Diario Sur

Revientan dos cajeros automáticos en una noche en Algarrobo y Mijas

  • Los robos mediante el uso de explosivos o gas acetileno rondan ya la quincena desde finales del pasado mes de julio

La banda de los cajeros automáticos ha vuelto a actuar por segundo fin de semana consecutivo. Esta vez, los ladrones han escogido dos sucursales bancarias de Algarrobo y Mijas, que reventaron con un paréntesis de apenas una hora de diferencia. Al parecer, sólo consiguieron su objetivo al segundo intento.

La primera llamada a los servicios de emergencias se produjo a las cinco de la madrugada del sábado al domingo. El aviso se refería a una sucursal de Cajamar situada en el municipio de Algarrobo. Los ladrones habían reventado el cajero automático -no ha trascendido si usando gas acetileno o explosivos- para intentar acceder al dinero, pero tuvieron que huir sin lograr su objetivo.

Mientras los agentes de la Guardia Civil trabajaban en el escenario del suceso para realizar la inspección ocular, las alarmas volvieron a saltar al otro lado de la costa, concretamente en una sucursal de Unicaja ubicada junto a la N-340 a su paso por la barriada mijeña de Las Lagunas. Según informaron las fuentes consultadas, en este caso los delincuentes sí lograron llevarse dinero en efectivo, aunque la cuantía no ha trascendido.

La Policía Nacional y la Guardia Civil siguen tras la pista de este activo grupo de ladrones, que han firmado ya una quincena de robos en Málaga y también en alguna provincia limítrofe desde finales del pasado mes de julio, cuando destrozaron con explosivos el cajero situado en la tienda de juguetes Toys r us en la avenida de Velázquez, en Málaga capital. En apenas mes y medio, se han registrado casos en Mijas, Marbella, Alhaurín el Grande, Monda y Jerez de la Frontera (Cádiz). Los dos últimos se produjeron hace apenas nueve días, aprovechando el fin de semana -coinciden hasta los horarios-, en dos sucursales de Ojén y Guaro, donde emplearon gas acetileno. En ambos asaltos tuvieron que emprender la huida sin llevarse botín alguno.

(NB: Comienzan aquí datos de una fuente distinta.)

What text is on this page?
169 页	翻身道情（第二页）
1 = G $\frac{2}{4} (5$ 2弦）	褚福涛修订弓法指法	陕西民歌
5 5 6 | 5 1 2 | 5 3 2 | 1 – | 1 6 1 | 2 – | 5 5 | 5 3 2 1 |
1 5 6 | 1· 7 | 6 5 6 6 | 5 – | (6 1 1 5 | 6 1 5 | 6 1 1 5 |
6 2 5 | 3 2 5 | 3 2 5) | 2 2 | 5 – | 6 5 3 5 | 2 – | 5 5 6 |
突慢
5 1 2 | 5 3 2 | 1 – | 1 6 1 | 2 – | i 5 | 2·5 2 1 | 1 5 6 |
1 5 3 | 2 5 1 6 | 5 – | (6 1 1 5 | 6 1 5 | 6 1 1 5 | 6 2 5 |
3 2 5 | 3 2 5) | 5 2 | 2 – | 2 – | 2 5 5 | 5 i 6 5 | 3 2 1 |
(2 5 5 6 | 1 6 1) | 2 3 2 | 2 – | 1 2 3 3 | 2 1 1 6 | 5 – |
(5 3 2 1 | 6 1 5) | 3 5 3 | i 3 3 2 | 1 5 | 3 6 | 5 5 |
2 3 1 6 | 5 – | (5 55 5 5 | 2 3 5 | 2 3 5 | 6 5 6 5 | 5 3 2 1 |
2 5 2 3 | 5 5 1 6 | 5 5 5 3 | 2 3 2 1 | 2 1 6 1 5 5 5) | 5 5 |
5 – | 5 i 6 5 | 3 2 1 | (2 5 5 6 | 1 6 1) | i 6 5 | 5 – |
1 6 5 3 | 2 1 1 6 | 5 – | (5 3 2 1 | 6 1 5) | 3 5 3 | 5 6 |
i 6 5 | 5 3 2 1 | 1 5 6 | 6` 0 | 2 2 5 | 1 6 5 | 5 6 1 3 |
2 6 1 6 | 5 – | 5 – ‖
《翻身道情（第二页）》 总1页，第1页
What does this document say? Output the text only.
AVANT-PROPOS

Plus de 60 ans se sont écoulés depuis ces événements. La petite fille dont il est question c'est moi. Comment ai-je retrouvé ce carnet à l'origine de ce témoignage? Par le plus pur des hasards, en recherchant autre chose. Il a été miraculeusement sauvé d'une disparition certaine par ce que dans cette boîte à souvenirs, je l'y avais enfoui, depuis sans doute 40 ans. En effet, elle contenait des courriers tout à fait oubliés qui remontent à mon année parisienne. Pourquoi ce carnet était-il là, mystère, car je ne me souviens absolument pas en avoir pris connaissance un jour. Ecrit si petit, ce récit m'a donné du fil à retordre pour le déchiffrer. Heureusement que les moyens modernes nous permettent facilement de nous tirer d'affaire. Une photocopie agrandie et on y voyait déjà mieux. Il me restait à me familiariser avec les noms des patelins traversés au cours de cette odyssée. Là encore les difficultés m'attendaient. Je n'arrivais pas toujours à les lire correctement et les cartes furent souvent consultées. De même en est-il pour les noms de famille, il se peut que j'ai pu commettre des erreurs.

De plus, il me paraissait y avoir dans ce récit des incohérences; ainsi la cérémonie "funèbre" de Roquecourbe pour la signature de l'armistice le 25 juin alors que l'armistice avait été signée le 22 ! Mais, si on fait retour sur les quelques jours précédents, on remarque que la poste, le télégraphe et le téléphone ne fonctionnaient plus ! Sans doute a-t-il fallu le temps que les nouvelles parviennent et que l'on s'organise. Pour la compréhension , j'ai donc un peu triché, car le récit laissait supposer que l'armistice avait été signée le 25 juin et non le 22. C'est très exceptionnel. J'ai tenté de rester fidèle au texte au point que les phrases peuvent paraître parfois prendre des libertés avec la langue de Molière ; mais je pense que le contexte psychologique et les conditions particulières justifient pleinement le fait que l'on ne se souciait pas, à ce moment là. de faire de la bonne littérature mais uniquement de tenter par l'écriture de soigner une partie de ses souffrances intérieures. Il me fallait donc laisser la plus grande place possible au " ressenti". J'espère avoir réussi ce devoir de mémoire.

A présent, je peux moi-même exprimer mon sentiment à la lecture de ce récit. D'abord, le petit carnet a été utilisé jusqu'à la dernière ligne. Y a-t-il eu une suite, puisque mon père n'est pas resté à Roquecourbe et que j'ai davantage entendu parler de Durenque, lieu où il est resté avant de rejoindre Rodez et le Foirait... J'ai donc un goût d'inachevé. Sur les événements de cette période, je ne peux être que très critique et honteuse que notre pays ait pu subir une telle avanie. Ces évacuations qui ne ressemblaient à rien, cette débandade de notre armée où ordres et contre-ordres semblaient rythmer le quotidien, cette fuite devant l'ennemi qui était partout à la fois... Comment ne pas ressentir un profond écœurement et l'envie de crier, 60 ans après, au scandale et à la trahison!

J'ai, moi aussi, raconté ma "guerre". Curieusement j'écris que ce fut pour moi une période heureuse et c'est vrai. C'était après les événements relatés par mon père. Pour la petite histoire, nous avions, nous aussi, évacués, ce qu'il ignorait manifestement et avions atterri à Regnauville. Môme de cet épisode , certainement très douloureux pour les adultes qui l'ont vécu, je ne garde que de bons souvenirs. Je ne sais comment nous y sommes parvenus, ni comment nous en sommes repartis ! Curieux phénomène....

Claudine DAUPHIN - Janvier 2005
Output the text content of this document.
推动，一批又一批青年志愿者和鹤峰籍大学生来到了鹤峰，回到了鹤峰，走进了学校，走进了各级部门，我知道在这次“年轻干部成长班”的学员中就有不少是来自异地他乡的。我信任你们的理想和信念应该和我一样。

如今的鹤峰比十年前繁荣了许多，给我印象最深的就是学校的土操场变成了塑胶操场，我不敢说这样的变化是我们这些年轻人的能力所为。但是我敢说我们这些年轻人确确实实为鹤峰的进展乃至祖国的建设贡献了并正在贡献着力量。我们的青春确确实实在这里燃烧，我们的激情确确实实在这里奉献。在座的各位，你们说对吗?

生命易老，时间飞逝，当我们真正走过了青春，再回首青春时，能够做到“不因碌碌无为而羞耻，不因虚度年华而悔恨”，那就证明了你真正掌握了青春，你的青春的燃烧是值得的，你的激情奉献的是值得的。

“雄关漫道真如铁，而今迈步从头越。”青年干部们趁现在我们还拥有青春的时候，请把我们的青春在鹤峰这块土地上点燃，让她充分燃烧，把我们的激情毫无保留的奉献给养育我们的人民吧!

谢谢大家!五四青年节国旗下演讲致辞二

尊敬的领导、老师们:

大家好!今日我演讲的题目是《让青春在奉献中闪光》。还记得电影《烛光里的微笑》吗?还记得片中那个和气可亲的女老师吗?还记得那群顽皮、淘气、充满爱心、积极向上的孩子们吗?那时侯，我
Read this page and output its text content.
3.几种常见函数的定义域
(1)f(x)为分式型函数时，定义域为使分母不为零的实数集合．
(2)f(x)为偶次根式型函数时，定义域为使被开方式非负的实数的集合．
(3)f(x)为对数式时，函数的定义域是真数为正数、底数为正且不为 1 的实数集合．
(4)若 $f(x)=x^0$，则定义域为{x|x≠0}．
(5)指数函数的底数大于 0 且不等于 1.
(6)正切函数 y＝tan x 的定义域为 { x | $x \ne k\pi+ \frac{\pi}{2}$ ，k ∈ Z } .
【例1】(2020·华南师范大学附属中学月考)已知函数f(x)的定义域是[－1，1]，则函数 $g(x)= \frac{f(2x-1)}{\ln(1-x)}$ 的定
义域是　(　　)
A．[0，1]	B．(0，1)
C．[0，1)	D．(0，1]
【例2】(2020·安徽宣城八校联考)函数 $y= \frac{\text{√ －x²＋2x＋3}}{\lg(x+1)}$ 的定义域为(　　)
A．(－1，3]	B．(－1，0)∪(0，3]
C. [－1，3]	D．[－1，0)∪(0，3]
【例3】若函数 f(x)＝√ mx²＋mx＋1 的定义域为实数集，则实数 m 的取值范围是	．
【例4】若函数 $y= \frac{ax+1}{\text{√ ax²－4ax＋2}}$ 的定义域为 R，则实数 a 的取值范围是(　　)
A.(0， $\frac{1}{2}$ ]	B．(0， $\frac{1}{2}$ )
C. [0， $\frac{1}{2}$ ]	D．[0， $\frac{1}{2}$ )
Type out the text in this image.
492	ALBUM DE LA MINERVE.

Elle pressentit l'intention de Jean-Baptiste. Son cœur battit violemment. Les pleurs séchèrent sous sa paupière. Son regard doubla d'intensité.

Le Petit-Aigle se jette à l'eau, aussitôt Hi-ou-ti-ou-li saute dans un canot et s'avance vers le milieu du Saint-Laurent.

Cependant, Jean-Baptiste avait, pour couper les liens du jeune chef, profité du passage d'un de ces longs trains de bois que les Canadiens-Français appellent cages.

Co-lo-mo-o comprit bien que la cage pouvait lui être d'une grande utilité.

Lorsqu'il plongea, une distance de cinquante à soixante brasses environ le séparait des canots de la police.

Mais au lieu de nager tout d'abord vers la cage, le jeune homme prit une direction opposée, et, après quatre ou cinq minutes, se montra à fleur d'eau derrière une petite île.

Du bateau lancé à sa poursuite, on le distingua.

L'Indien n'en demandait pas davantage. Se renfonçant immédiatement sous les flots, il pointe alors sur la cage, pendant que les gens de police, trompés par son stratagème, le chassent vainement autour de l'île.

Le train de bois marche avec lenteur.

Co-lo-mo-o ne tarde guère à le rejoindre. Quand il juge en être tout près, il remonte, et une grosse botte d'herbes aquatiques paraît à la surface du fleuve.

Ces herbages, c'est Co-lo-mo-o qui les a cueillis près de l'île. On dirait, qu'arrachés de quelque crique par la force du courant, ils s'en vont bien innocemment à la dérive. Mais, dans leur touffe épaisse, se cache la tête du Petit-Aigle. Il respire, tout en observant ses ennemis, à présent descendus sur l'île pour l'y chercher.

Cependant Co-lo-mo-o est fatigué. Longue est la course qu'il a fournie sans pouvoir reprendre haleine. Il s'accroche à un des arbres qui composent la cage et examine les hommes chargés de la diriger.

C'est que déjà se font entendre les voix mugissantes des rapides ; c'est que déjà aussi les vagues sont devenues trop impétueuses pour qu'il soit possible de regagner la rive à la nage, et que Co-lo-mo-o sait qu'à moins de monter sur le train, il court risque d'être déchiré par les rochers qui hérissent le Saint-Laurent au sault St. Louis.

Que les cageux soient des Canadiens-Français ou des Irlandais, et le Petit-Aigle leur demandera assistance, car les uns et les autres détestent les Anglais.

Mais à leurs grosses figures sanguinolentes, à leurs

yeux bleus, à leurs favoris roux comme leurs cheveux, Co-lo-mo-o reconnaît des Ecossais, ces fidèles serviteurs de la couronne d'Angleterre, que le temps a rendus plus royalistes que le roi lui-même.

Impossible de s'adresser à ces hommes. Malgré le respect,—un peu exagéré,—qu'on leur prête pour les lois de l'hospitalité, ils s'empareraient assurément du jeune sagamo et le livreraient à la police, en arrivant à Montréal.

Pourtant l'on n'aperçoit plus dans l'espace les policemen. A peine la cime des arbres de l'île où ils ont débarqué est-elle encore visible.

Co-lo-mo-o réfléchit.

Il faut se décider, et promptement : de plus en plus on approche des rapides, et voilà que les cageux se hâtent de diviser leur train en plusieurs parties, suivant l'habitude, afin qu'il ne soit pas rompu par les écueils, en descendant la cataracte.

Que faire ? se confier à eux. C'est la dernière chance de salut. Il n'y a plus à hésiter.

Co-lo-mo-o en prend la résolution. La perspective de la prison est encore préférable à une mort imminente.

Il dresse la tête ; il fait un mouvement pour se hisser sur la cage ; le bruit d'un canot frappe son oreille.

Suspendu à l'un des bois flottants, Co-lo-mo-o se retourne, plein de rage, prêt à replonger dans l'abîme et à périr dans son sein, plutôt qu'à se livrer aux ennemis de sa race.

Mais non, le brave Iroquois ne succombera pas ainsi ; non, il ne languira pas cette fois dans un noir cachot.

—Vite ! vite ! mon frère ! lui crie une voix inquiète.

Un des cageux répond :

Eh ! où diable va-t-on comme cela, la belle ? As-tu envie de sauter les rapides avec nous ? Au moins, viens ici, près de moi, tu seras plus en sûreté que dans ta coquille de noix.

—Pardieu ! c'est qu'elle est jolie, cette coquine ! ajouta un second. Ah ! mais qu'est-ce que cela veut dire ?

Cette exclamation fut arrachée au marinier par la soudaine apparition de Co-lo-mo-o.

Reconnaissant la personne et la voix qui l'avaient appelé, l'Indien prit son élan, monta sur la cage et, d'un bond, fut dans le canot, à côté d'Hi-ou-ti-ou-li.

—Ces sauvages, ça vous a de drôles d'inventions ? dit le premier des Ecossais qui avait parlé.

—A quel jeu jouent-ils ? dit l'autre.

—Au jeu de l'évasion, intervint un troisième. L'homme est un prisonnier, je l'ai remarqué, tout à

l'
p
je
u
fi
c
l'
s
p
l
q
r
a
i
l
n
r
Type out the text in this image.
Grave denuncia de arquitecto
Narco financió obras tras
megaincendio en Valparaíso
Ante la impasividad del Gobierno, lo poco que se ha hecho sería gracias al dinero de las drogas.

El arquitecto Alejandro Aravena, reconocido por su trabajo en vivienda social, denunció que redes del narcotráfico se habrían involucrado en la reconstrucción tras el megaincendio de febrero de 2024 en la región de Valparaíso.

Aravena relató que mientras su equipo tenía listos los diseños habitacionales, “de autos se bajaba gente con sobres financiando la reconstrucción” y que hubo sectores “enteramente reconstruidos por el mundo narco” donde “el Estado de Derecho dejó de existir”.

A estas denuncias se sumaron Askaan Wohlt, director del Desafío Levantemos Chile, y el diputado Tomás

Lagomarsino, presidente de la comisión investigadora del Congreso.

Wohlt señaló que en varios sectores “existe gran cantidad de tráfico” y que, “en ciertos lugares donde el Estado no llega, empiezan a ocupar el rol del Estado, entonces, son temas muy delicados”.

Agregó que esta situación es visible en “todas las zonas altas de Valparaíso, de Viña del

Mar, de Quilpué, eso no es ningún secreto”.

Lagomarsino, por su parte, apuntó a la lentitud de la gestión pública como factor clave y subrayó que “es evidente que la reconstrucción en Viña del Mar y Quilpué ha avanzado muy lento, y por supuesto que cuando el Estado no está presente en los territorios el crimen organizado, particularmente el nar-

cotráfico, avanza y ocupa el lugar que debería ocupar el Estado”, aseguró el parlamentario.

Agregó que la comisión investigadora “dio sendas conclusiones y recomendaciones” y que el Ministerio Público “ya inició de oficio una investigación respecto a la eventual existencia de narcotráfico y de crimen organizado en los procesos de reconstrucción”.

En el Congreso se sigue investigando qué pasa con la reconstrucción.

Los robos responden a dos modus operandi diferentes. En algunos casos -sobre todo, en los primeros-, los ladrones emplearon un explosivo para reventar el cajero automático y hacerse con los billetes. Aunque varios de los golpes investigados se quedaron en tentativas (aunque provocaron numerosos daños), en otros consiguieron importantes botines.

El otro método, que es ya un clásico en la provincia (los primeros robos con este procedimiento en Málaga se produjeron hace ya una década), es el del gas acetileno, que consiste en provocar una explosión mediante una chispa eléctrica a distancia tras insuflar gas en el interior del cajero.